When an old cricketer leaves the crease
“On yer bike” was the battle cry from politician Norman Tebbit during the Thatcher era, when referring to the unemployed work shy, which is a description with which I am uncomfortably familiar. I was on my bike again yesterday cycling near Clymping in the freezing cold, wind-and-shower strewn morning. In between uplifting glimpses of the sun and the sea, I was soaked, frozen, dispirited and still fat. Such are the vagaries of life that befall a semi-retired old git with an unhealthy love of beer, good wine and good food.
Earlier I had been at the chemists waiting for a prescription served by a pharmacist with a very loud voice. The poor lady in front of me was asking very quietly about treatments for nits. I only know this because the pharmacist gave a very loud and complete run down on what was the best treatment, the gist of which I could have picked up from Brighton. A megaphone would have been a little more discreet.

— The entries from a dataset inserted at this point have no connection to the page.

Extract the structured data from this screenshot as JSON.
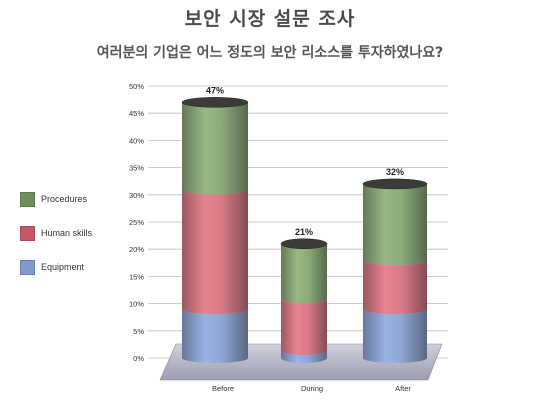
{
  "header": {
    "title": "보안 시장 설문 조사",
    "subtitle": "여러분의 기업은 어느 정도의 보안 리소스를 투자하였나요?"
  },
  "chart_data": {
    "type": "bar",
    "stacked": true,
    "categories": [
      "Before",
      "During",
      "After"
    ],
    "series": [
      {
        "name": "Equipment",
        "color": "#8fa6d4",
        "values": [
          9,
          1.5,
          9
        ]
      },
      {
        "name": "Human skills",
        "color": "#d77a86",
        "values": [
          22,
          9.5,
          9
        ]
      },
      {
        "name": "Procedures",
        "color": "#8daa7b",
        "values": [
          16,
          10,
          14
        ]
      }
    ],
    "totals": [
      "47%",
      "21%",
      "32%"
    ],
    "yticks": [
      "0%",
      "5%",
      "10%",
      "15%",
      "20%",
      "25%",
      "30%",
      "35%",
      "40%",
      "45%",
      "50%"
    ],
    "ylim": [
      0,
      50
    ],
    "grid": true,
    "legend": "left"
  }
}
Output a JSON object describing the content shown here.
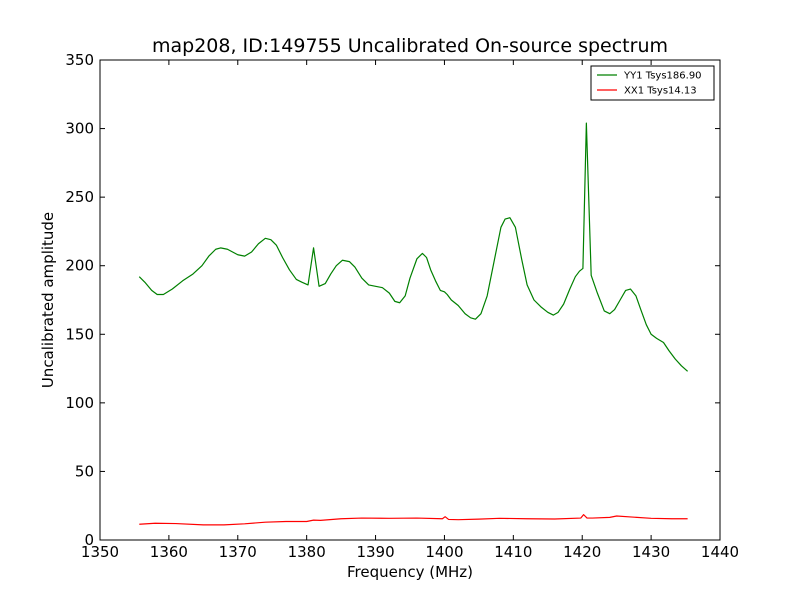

My picture today is of the final resting place of one of England’s most famous cricketers. Colin Cowdray played for and captained England in the 1960’s, but I had no idea he was buried in a tiny off-the-beaten-track graveyard in a tiny hamlet called Poling, or Polling, depending upon which signpost you believe until we stumbled across it last week. I see this as a sign to invoke his spirit when, later this month, I set off for Australia to play cricket in the Golden Oldies Cricket Festival.
As we sat in the Black Rabbit last evening, my having cycled down just before dark as part of my dreaded exercise routine, and to allow me to partake of a couple of pints of Fursty Ferret, -a very passable real ale- the conversation turned, for some reason, to the practice of having a plaque mounted on the wall of houses where someone famous had lived. I said I wished we could have one on our house in Arundel to celebrate my achievements as a writer. Surprisingly that Nice Lady Decorator agreed, but it was, of course, a double-edged sword; she pointed out that these symbols of achievement were invariably placed on the houses after the celebrities death.
I asked her later if she liked my new haircut and she said she did but why did the barber not cut my eyebrows? This alone was a fair comment, however, she added “you look a bit like Joseph Fritzl” (the Austrian lunatic who kept his daughter prisoner and fathered children by her). I do like a woman with an acerbic tongue, which is lucky for me.
Being a Saturday, I can leave my thoughts about the value of moving foreign exchange via Currencies Direct and concentrate on leisure and exercise. It seems to me that Einstein was right. Every action should have a reaction, so, if I am to spend hours cycling and walking this morning, then I should be allowed to spend a similar number of hours over a few pints then lunch. As I write, the day has dawned bright and sunny so there is some hope that this will come to pass.
Should the weather remain clement for Sunday, there is a prospect of playing tennis with James, the landlord of the White Hart, John the Builder, and a fourth in the morning. If it happens it will be the first time I have ventured onto a tennis court locally. I am drawn to it as James has made clear that at 12.00, whatever the score, we adjourn to the Black Rabbit. This is my kind of tennis.